Fifteen year old Riley Laing took to the North Shore with pal and filmmaker Owen Milne with those pipe dreams in mind. The Central Coast duo were there to climb the pecking order that is no more omnipresent than on the North Shore. Riley charged solid Waimea for the first time and Owen nailed a 'Black Friday' clip that went viral. The relationship of a surfer/filmmaker partnership is unique especially when one good clip can launch your career.

Describe your first impressions of the North Shore?

Owen: Simply shocked, I couldn't believe how close and how perfect the whole North Shore was, it was like it has been pieced together by a surfing god.

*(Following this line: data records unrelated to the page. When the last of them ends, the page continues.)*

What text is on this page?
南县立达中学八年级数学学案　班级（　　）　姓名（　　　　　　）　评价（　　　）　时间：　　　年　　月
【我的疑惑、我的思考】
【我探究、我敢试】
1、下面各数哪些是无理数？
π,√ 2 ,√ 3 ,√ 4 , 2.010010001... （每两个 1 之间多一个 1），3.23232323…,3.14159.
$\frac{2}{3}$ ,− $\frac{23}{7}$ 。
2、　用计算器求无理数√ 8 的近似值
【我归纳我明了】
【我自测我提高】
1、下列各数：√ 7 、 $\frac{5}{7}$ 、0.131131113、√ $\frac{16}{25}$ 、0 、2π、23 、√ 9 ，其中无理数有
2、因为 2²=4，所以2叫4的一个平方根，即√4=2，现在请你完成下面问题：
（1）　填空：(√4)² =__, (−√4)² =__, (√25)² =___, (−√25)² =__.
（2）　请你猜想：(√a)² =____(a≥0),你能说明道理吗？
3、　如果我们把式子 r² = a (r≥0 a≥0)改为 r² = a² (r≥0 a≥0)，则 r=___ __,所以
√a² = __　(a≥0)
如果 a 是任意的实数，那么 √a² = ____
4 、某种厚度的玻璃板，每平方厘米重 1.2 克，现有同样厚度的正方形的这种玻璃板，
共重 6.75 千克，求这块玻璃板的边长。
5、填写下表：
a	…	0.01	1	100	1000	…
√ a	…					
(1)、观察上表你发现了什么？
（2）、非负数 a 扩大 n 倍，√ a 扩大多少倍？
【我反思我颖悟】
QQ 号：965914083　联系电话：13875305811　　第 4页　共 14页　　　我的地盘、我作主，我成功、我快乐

Riley: It was so sick to be on the North Shore were all the best surfers and biggest companies come for six weeks to surf in and watch the triple crown on just a little stretch of sand.

How important do you feel it is to ‘make it’ in Hawaii as a surfer or filmmaker?

Owen Milne: I felt relieved to even make it to Hawaii after watching back to back years of pumping waves on the internet. To be there with one of the best up and coming groms with my camera in hand was truly a 'Hawaiian Dream.’

Riley: As a surfer it is really important to make it in Hawaii because it is the proving ground for charging big waves and surfing good in small waves as the whole surfing community is there watching.